Two suggested approval of edoxaban only for patients with mild or moderate renal impairment.

“Most are concerned and very cautious about the idea of using a higher dose empirically based on pharmacokinetics … but it has been pointed out that we could assure we achieved the levels we intended with a relatively [short] study,” said the panel chair, A. Michael Lincoff, MD, of the Cleveland Clinic.

Most of the panelists said they felt some sort of patient education beyond the label regarding a higher than 60-mg dose was feasible but likely to be challenging. A range of dose adjustments could be put in the label, they suggested.

Half of the 10 voting members on the panel said they thought the finding of lower efficacy in the normal renal function group was real, whereas two said it was likely a play of chance.

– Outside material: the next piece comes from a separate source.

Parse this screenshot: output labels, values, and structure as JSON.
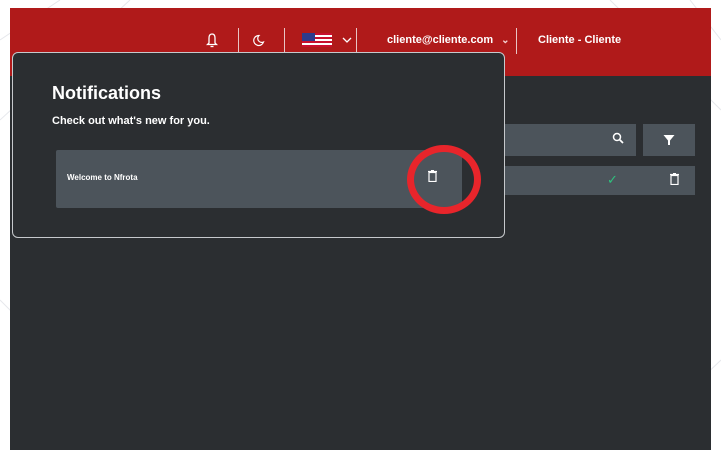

“There is some division,” the panel chair summarized. “Given the size of the subgroup, the biological plausibility, …and the fact that other NOACs exist, the potential clinical impact if this is real is important.”

Putting an untested higher dose on the market, Stockbridge added, “is not without some precedent. Marketed Pradaxa [dabigatran] results in ~10% higher exposure than you got with the formulation used in the RE-LY study. For at least some of us, the proposal to adjust the dose of edoxaban is not unprecedented.”